The placement of a Green Plaque in recognition of Greek Australian Mick Adams’ (Joachim Tavarlidis’) achievement in establishing the world’s first modern milk bar – the Black & White 4d. Milk Bar at 24 Martin Place, Sydney – is to be formally undertaken.

The plaque unveiling comes after seven long years of campaigning by researchers Leonard Janiszewski and Effy Alexakis from Macquarie University, together with descendants of Mick, and representatives of Sydney’s Greek community.

Back in 2017, Mr Janiszewski and Ms Alexakis applied to the City of Sydney’s historical ‘green plaques’ program to have the site of milk bar officially recognised for its cultural and historical significance. The Council’s historical office reviewed the application and approved the recommendation for a plaque to be produced. 

The plaque. Photo supplied.
The plaque. Photo: supplied.

The city’s Lord Mayor, Clover Moore, also indicated in a letter to Mr Janiszewski and Ms Alexakis that she appreciated their “wish to commemorate this fascinating part of Sydney’s history, especially during the lifetime of Mick Adams’ daughters” and that “the City’s history team would be supportive of a site-specific interpretation in this location [24 Martin Place].

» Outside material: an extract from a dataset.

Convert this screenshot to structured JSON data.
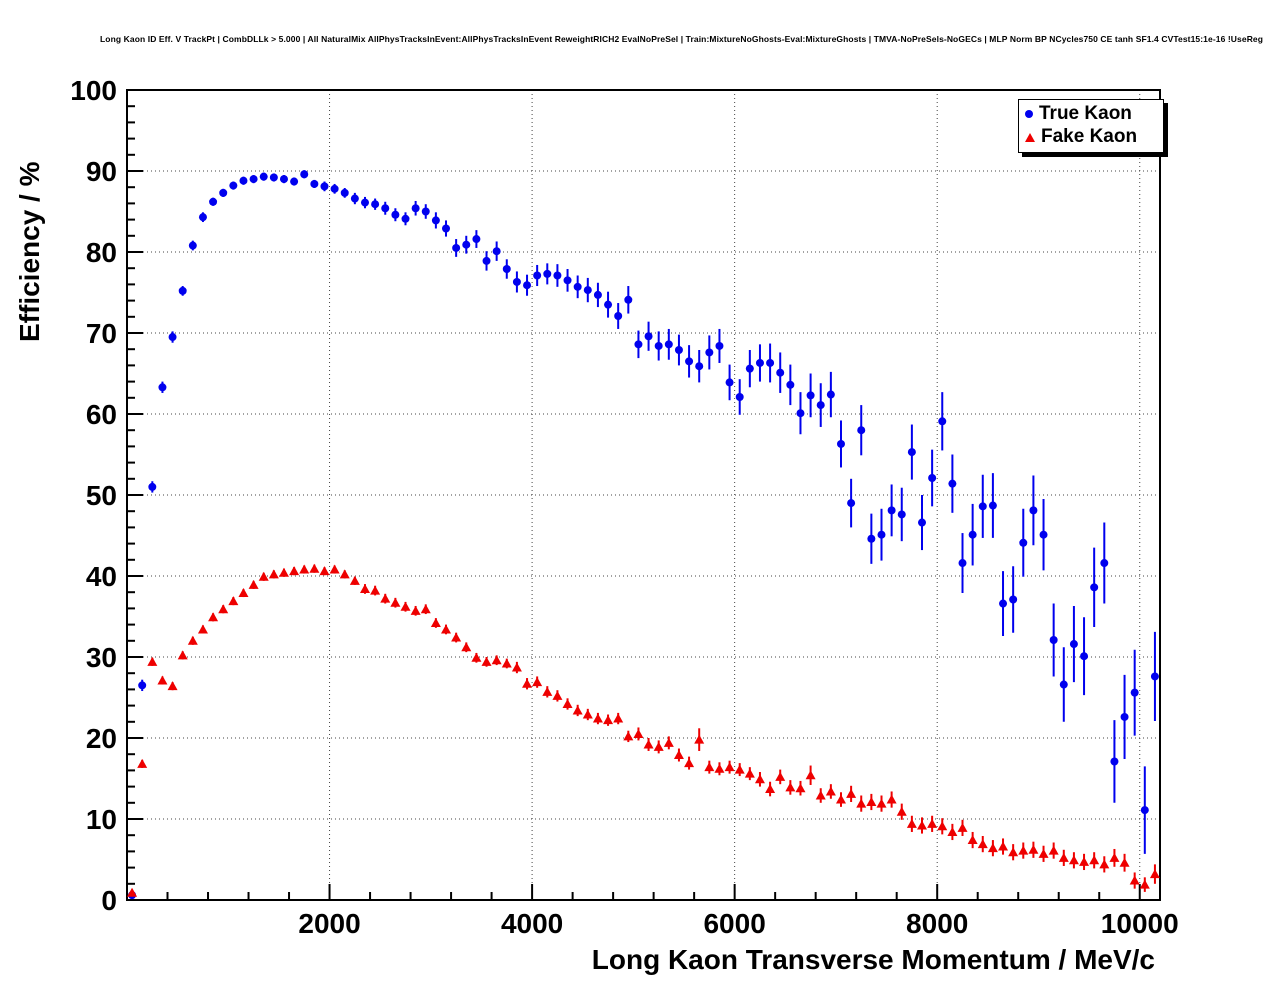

However, the new owners of the site would not agree to the plaque being placed on their building, which is now the ANZ tower in Sydney.

For seven years, the researchers and Mick’s descendants called on the Council to provide a solution for where to place the historical plaque. Over that time, Mick’s daughters Lilian Keldoulis and Helen Gerondis have passed away.

Today, the plaque is not to be placed on the actual site of the milk bar, but further east, as a compromise.

Mr Janiszewski said now is a time to celebrate as the plaque will finally be unveiled as “public recognition of a Greek migrant-settler’s business acumen that became an iconic, Australian popular cultural symbol that was exported to the world.”

The milkshake was revolutionised by Adams’ modern milk bar and his milk bar concept spread rapidly throughout the nation (by 1937 there were 4,000 registered) and it was then swiftly exported to Great Britain, Europe, New Zealand, South Africa, South Pacific Islands and Japan.